Day 28 of the 28 Days of Black Liberation 2023 series
The Republic of New Afrika was founded in 1968 in Detroit by black nationalist and revolutionary organizations. The RNA embodied both a concept and an organization. RNA members and the idea of New Afrika have shaped a variety of foundational campaigns for reparations and the freedom of US political prisoners over the last half-century. In each of its campaigns, the New Afrikan framework has insisted on the centrality of land and power to any idea of Black politics. New Afrikan political thought synthesized long-prevalent strands of Black nationalism: cultural pride, anti-imperialism, spirituality, self-defense, self-governance, land ownership, and economic uplift.
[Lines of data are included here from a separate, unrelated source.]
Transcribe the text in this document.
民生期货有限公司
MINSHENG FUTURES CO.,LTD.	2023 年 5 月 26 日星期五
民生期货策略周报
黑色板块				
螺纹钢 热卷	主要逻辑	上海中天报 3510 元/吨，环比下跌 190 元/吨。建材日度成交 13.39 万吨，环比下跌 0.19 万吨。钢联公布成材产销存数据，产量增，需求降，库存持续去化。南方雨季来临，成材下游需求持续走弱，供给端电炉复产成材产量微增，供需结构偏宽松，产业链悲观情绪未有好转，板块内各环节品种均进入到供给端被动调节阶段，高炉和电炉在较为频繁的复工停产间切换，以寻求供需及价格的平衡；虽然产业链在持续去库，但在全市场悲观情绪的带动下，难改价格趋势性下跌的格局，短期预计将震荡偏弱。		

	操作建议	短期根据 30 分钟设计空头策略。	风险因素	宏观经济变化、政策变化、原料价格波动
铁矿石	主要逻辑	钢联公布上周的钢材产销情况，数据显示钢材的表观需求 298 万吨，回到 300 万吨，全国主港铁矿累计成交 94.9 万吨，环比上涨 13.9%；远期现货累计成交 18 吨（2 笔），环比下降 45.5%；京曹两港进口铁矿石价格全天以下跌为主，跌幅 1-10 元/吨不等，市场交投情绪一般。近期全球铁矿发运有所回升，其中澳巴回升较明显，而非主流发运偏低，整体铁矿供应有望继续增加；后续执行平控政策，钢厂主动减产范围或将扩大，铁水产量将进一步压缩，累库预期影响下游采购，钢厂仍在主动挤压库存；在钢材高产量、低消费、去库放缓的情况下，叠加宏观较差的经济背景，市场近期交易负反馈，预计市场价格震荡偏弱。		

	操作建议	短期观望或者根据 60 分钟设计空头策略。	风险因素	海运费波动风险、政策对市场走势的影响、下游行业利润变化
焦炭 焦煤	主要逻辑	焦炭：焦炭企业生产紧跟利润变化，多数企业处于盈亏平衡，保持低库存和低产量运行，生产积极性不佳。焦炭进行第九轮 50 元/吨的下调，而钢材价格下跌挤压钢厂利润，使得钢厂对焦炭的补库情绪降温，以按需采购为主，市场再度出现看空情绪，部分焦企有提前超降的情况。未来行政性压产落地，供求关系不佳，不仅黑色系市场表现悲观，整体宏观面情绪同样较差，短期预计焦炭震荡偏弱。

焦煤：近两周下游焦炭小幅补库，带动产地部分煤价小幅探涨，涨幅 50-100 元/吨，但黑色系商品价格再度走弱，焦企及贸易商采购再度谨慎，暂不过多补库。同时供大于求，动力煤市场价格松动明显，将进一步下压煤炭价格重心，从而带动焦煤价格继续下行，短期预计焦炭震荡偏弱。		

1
The RNA advocated the creation of a separate nation for Black people—New Afrika—by carving territory from the five Black Belt states of the Deep South: Alabama, Georgia, Louisiana, Mississippi, and South Carolina where slavery was once most strongly concentrated. This position revived one held by the Communist Party in the 1930s and echoed by many of the small communist parties emerging in the 1970s, which held that the history of racial slavery and its afterlives had created a colonized people in the cotton belt South. However, New Afrikans argued that across the country Black people were colonized.
After fifty years, New Afrika remains a North Star for the Black Liberation struggle. The provisional government of the Republic of New Afrika still exists, hosting annual New Afrikan Nation Day celebrations to honor the history of the Black freedom struggle. Yet the most salient influence is likely to be found in the elastic, transformative concept of New Afrika itself. “New Afrika” can be found wherever people struggle for reparations, self-determination, the freedom of political prisoners, the eradication of police and vigilante violence, and—as seen today in Jackson, Mississippi—economic democracy and eco-socialism.